Whatever the position of the US though this revolution still belongs to the Egyptian people. Taking their protests at face value it seems clear that the position of all the groups involved - including the Muslim Brotherhood - is that they want to see a change to a democratic state - one in which there is freedom of association, freedom of the press, free speech and a freedom to take part on political activity.
The big question now for the protesters must be how best to achieve this overall aim. Is it possible that the slogan "Mubarak must go now" might actually compromise this larger and more significant aim?
I am beginning to conclude that it might. Mubarak is a stubborn and proud man and it looks unlikely that he will step down unless there is a sea change in the way the protests are being conducted. That could only mean entering a new period of revolutionary activity - trying to take over state institutions for example such as the State TV or occupying the Presidential palace or an all out strike. The problem with that strategy would be that this would play into the regimes hands. It seems unlikely the army would stand by and do nothing faced with events escalating in that way. This approach is an option for the protesters but if they were to choose that course then the end of last week was probably the flood tide for that too happen. They may not now have sufficient momentum to adopt that kind of strategy.

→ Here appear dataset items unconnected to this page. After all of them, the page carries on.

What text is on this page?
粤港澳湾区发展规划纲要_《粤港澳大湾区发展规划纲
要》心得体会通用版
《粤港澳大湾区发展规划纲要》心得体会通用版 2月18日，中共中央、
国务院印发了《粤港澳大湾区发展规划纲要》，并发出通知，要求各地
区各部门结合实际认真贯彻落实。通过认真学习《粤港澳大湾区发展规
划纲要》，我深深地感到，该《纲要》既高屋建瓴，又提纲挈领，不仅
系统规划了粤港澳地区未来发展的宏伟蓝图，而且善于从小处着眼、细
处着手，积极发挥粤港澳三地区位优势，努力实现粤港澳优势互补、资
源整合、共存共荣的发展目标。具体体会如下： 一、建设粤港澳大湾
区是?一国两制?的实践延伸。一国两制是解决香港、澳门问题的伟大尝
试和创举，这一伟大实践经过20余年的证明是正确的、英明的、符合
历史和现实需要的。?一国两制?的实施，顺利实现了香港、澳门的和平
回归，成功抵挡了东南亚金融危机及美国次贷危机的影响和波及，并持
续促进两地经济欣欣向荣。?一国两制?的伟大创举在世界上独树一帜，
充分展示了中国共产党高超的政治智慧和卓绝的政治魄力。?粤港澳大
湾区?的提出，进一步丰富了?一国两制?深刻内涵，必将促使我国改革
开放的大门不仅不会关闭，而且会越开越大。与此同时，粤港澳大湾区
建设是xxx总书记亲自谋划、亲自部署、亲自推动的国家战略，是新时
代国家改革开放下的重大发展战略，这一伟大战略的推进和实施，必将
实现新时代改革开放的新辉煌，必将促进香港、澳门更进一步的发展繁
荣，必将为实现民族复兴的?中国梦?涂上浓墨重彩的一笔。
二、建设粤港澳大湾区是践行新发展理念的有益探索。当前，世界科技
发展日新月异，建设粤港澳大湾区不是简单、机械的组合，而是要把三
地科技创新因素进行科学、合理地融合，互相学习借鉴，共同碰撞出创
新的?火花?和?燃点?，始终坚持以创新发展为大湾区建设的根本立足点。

So what would I do in their place? I think at this stage their best course is not to call for Mubarak to actually go but rather to present a series of demands that in practice prevent the regime from conducting itself as a dictatorship during the period leading to free elections.
I think the protesters should begin to focus on changes to the way the system works which ensure that Egyptians can exercise free speech, free assembly and political activity from here on in. If they can achieve significant interim changes then they can in effect make Mubarak and the regime irrelevant and incapable of stopping change. Such demands would be legitimate and it would be very difficult for the regime to justify refusing such demands.
There is no doubt that Mubarak is going to leave power one way or another. The protesters arguably would now be better raising their sights and focusing on the bigger and longer game here. Mubarak is perhaps now a distraction.
The real issue is that Egyptians need their freedoms guaranteed and protected by the state and it is changes in this area that should be the priority. This may not have the symbolic value that Mubarak's departure would have but these types of changes will in the long run do much more to ensure that the Egyptian people achieve their aim of a free democracy.
The difficulty with this strategy of course is that it is much easier to rally people around simple slogans such as "Mubark must go now" than it is around more complex messages. Therein lies the condundrum for this revolution. A simple slogan more easily mobilises the people but may well not achieve the real aims of the revolution.
Update: The Egyptian regime appears to have offered some further concessions and "sweeteners" - Some reports suggest that Suleiman has said that there will be no attempt to track down and persecute the pro-democracy protestors ( get it in writing guys !). The regime is also trying bribery by announcing significant wage rises for public sector workers. On the other side the protestors are maintaining more mementum than some had feared might be the case this week - another very large rally underway in Tahir square today. Can they keep it up and outlast the regime?